Spirit of Exploration Lives on in HIT Startups

As part of a recent series of articles, Health Data Management has examined some of the latest technologies that innovative startups are introducing in the quest to lower costs and improve outcomes – and perhaps make the entire process of care a bit more understandable to those who provide it and receive it.


As part of a recent series of articles, Health Data Management has examined some of the latest technologies that innovative startups are introducing in the quest to lower costs and improve outcomes – and perhaps make the entire process of care a bit more understandable to those who provide it and receive it.

In the research and interviews I've conducted during that time, I have spoken with executives from these startups, mentors from some of the myriad health technology accelerators and incubators springing up across the country, and with analysts who closely follow niches within the HIT world.

A few themes have emerged from that research. Among the most impressive is the spirit of discovery that the folks developing these new technologies display, whether that comes from trying to leverage years' worth of hospital cost data--as the creators of the University of Utah Health System's Value-Driven Outcomes tool have done--or whether inspiration strikes over a serendipitous dinner conversation, as happened to the founder of Kit Check, which has made strong inroads in a short time by simplifying hospitals' medication--and now anesthesia resource--tracking.

Another theme that bodes well is the rich variety of backgrounds that many of these innovators bring to healthcare.

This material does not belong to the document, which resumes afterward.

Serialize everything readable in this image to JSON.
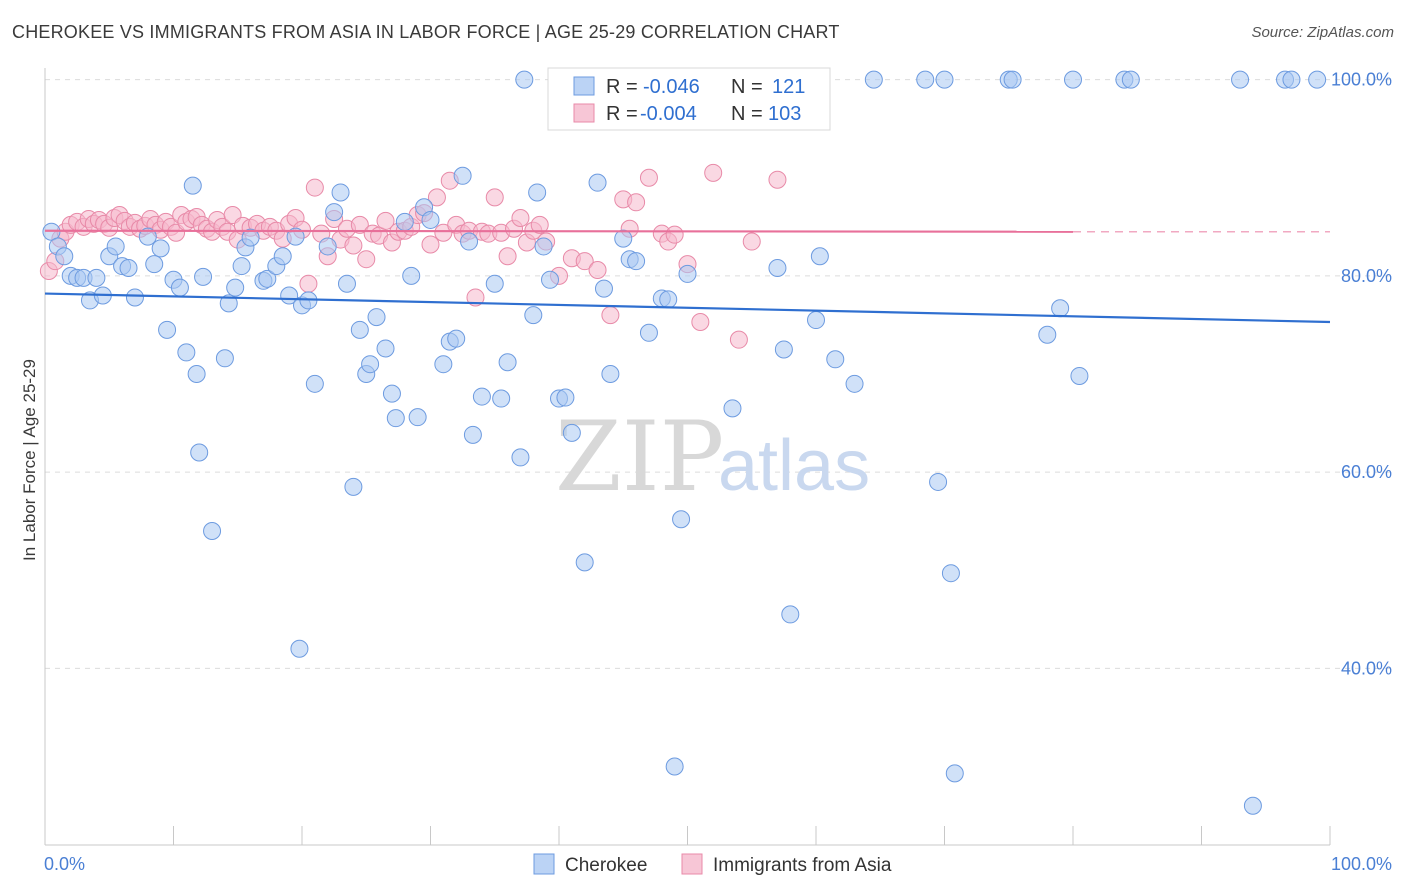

The team behind the real-time location system technology from Emanate Wireless, for instance, came from Cisco. Eric Buffkin, president of eTect, which developed an ingestible transmitter to supply medication adherence data, is a veteran of the wireless communications industry, as is much of his team. Ted Spooner, CEO of RespondWell, a company that has developed a tele-rehab platform based on the Microsoft Kinect sensor, pioneered not only computer-based fitness applications, but before that was a ground-floor architect of online banking systems (his first foray into online banking, as CFO of the Microsoft credit union, he said, was done because Microsoft execs wanted to find a way to keep employees at their desks).

This is a good thing, because healthcare has a lot of catching up to do in order to reach the degree of tech-enabled interaction people have come to expect. The results of a recent comparative Scripps Research Institute survey, which tested the mood of both providers and consumers in the use of disruptive medical technologies and the culture around that use, found very stark differences. "Both consumers and healthcare professionals are generally supportive of these technologies, albeit with sizably greater support and enthusiasm among consumers," the researchers found. In short, they concluded that, "As medicine gets increasingly digitized, the forces favoring democratization will likely be intensified."

The observation by Chilmark Research managing partner John Moore, that health system executives need to start thinking about "systems of engagement" as well as "systems of record," summed up the obligation for adopting next-generation technology, whether that engagement is provider-to-provider, provider-to-patient, or even machine-to-machine.

That kind of planning won't be easy: the difference between Meaningful Use of electronic health records and meaningful use of technology in healthcare might be akin to the difference between the definitions of the words Catholic and catholic; Moore estimated that about 80 percent of the typical health system's IT budget is already dedicated to keeping the lights on and feeding the EHR.

Moore likened the situation facing healthcare IT executives to what planners in other industries faced during the dawn of the Internet, in which the tech platforms around enterprise resource planning were originally "bolted on" to complement general ledger and financial applications, gradually including human resources and supply chain data. Add to that the market and policy imperatives mandating better data exchange between healthcare providers, their partners in care – such as long-term care facilities, payers, community agencies, and patients themselves – and it's not hard to see the gargantuan task now faced by the industry.

It's also not hard to see that the market and policy drivers of the new healthcare economy are attracting people who have successfully done this before. RespondWell's Spooner ticked off what he called the "information automation cycles" that have forever changed media, entertainment, financial services and manufacturing. "I think healthcare is the last frontier of the automation cycle," he said.

Buffkin said he's seen no shortage of tech knowledge or savvy among the provider, payer and pharmaceutical executives with whom he's spoken about his company's product. What he has encountered, he said, has been more of a clash of cultures, as well as healthcare's traditionally conservative approach in which strategies take years to change.

That clash is both the product and cause of massive change for which there will be no halt. Just as there will be the "patient engagement" and "big data" analogs of failed technologies like the Betamax, and there will be organizational analogs to the Grants and Woolworths, once titans that couldn't fit into the times, there will also be blockbuster technologies and market-shaping new ways to make people healthier that we will wonder how we ever lived without them. If we are going to live in interesting times, there is no reason not to embrace them.